If you hit the power band at 6600rpm, you’re well above the speed limit no matter what gear you’re in. But I have to admit there’s a guilty pleasure in stamping on the loud pedal and it all comes as you grip the steering wheel as the beast roars and shoots you forward with heart-pumping heat.

Directing all that power to the road is an eight-speed sequential automatic gearbox with seamless gear changes and steering wheel paddles. Just flick it down two notches and blow past that Kia like it’s parked and rusting.

It has a system that pulls all of the safety systems together – traction control, vehicle stability control, ABS, brake assist, power steering and hill-start assist – that are all set up when you start the vehicle and basically help stop you from hurting yourself.

When you turn on “sport” mode, these controls are backed off a bit to make it better to drive while maintaining a sense of security.

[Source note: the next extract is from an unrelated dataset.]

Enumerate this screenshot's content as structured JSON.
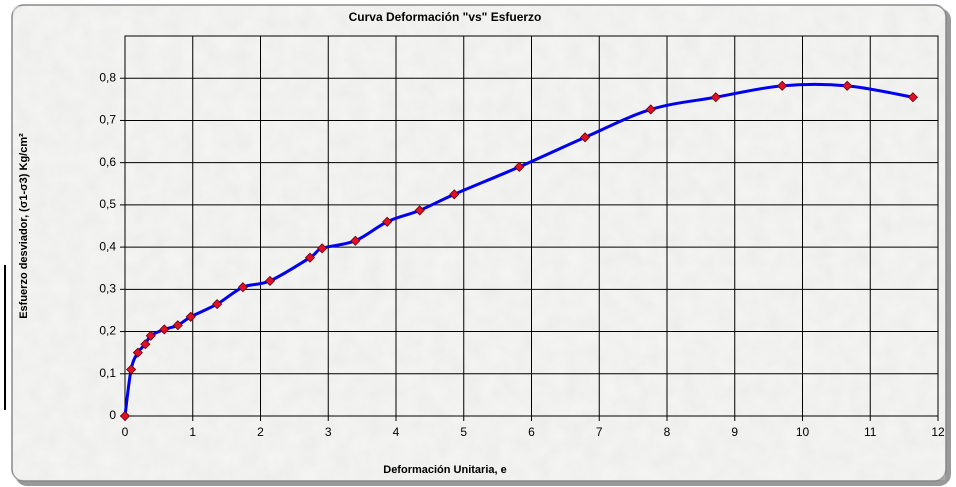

Turn them all off and you’re on your own.

The suspension is set hard so it hangs on tight in the corners but it’s not long before you’re thinking about stealing a cushion from the lounge.

The safety features of this car include a PCS and an ACC. They stop a CFE (crumpled front end) and LSH (long stay in hospital).

The PCS is a pre-crash safety system that engages when it senses that a collision is unavoidable. It tensions the seatbelts, arms the airbags, warns the driver with a light, dashboard display and buzzer and automatically applies the brakes to reduce the collision speed.

The ACC is adaptive cruise control that you can use to set a distance between you and the car in front in cruise mode.

Speaking of safety, it has airbags for the driver and front seat passenger and their knees and side and curtain shield airbags all round. And the Brembo disc brakes are nothing short of incredible.

Providing the soundtrack is a Mark Levinson stereo with six-stack CD/DVD changer feeding into 13 speakers.

The IS F is like riding a thoroughbred compared with the Lexus IS350 F Sport, which is as nimble as a polo pony. No surprise but the IS F is the thirstiest of this body range. The car told me I averaged 13.8l/100km in city driving.

Oh, and I suggest you have a special bank account for tyres – a new set of Bridgestone Potenzas will cost $3000 and I guarantee it won’t take long before they need renewing.

The Lexus IS F, priced from $135,800, is quite simply a savage beast on a thin leash. Let it loose at your peril.